Argi menyusuri koridor sekolah nya. Masih terlihat sangat sepi, bahkan mungkin hanya ada dia di sini. Argi tidak berniat pergi ke kelas, ia terus berjalan menuju Perpustakaan sekolah.
Argi mendorong pintu itu, ternyata sudah terbuka. Penjaga di sekolah ini sangat rajin dan disiplin. "Selamat pagi dan selamat datang" suara itu menggema sesaat setelah Argi melangkah masuk. Itu adalah suara Rintan, manusia penjaga perpustakaan.
Argi mendudukan diri nya pada salah satu kursi yang ada di sana. Ia menaruh kepala nya di atas meja, memegang dada nya yang sedikit berulah. Argi menghela nafas.
"Terlalu pagi" Argi yang semula terpejam kini sudah menegang. Perlahan Argi mengangkat kepala nya, lalu menoleh kebelakang. Dugaan nya benar, Argi langsung tersenyum pada sosok yang berdiri di sana.
"Enakan pagi, jadi bisa berduaan" kekeh Argi. Arga menggelengkan kepala nya, ia mengambil tempat di samping Argi. Saat melihat bibir pucat Argi, Arga reflek menempelkan punggung tangan nya pada kening Argi. "Sakit?" Argi menggeleng. "Tapi anget" sambung nya.

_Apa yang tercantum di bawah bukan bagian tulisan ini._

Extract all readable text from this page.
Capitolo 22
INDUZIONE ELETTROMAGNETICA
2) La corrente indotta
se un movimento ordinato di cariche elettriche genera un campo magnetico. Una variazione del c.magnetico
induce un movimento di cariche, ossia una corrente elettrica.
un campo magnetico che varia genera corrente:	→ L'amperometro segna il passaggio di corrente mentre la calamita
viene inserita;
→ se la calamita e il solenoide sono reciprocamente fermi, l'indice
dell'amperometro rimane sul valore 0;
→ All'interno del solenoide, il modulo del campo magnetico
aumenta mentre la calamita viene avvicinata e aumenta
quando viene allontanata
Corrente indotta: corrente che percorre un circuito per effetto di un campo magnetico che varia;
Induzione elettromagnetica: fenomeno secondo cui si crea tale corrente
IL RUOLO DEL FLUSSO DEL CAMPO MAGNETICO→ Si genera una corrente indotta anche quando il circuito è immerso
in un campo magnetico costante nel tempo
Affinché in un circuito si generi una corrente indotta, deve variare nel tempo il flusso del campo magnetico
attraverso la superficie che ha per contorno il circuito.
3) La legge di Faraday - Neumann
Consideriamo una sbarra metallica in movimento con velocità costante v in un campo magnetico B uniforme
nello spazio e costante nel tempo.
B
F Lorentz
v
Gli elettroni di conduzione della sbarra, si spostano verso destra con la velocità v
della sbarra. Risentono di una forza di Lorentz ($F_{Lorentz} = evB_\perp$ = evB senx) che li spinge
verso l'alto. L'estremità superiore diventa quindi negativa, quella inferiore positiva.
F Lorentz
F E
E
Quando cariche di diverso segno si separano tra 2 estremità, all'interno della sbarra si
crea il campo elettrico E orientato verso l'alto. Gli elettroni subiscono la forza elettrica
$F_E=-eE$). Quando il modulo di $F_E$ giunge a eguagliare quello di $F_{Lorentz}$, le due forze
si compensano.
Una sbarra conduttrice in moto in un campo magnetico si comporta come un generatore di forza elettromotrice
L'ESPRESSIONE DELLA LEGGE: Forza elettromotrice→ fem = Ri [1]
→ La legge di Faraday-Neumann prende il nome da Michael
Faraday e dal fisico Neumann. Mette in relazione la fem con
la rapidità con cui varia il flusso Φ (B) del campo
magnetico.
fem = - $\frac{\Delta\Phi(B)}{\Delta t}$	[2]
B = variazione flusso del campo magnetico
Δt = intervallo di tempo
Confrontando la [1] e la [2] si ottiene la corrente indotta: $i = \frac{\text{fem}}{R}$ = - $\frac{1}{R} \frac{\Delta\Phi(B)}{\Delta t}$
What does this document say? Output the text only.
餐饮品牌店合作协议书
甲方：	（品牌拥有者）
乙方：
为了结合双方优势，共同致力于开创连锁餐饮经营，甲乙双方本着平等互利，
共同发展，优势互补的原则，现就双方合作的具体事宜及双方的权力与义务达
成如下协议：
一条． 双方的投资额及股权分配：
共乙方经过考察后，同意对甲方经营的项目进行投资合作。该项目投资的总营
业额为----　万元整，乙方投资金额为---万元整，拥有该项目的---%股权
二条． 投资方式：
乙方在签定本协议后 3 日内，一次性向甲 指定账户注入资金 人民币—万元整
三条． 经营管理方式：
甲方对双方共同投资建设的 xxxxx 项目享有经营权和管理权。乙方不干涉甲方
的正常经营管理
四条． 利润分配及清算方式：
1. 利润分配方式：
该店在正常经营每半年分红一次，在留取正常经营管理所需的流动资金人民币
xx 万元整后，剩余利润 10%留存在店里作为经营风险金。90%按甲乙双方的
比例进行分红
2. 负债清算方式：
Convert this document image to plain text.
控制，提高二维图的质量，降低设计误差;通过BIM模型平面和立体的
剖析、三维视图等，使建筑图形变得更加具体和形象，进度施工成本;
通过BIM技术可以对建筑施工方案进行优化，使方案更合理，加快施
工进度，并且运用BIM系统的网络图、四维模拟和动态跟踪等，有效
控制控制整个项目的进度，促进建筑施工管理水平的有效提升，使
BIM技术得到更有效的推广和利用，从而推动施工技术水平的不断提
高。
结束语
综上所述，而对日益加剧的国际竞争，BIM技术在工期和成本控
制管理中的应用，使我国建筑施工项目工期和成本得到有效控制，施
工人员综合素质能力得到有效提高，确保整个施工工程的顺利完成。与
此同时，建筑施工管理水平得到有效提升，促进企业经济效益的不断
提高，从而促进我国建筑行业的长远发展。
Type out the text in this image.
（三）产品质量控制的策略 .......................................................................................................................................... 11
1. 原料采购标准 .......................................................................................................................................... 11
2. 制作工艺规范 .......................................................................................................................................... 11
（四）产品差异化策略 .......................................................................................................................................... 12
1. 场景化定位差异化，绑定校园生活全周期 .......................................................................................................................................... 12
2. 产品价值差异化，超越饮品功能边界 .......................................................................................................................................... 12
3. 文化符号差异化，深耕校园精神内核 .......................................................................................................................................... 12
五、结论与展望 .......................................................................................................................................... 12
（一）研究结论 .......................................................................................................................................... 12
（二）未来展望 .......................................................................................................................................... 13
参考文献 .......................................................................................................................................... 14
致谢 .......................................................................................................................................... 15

"Kalo dingin ya mati dong, Bang!" seru Argi tak Terima. "Iya juga, ya" celetuk Arga yang kini menggaruk tengkuk nya.
"Gi..." Argi memusatkan netra nya pada Arga. "Kamis temenin kemo. Mau?" ada ragu dan takut di dada Argi. Namun Argi sangat ingin mendampingi kembaran nya dalam melakukan prosedur kesehatan nya.
"Argi!" panggil Arga saat Argi hanya diam.
"Iya, mau. Tapi..." Arga mengernyit kan kening nya, penasaran. Namun Arga harus menunggu kata selanjutnya. "Ada papa?" ucap Argi sangat pelan sambil menundukan kepala nya.
"Enggak. Cuma ada bang Aksa, papa harus keluar kota" jelas Arga, jelas juga membuat Argi sumringah.
"Lagian kalo ada papa Lu juga kenapa? Siapa tau dengan adanya Lu nemenin Arga dia jadi sadar" Arga dan Argi hanya diam. Menunggu nada yang di gantungkan oleh Elang. Elang duduk di depan kedua nya. "Sadar kalo Lu itu anak baik" tunjuk Elang pada Argi.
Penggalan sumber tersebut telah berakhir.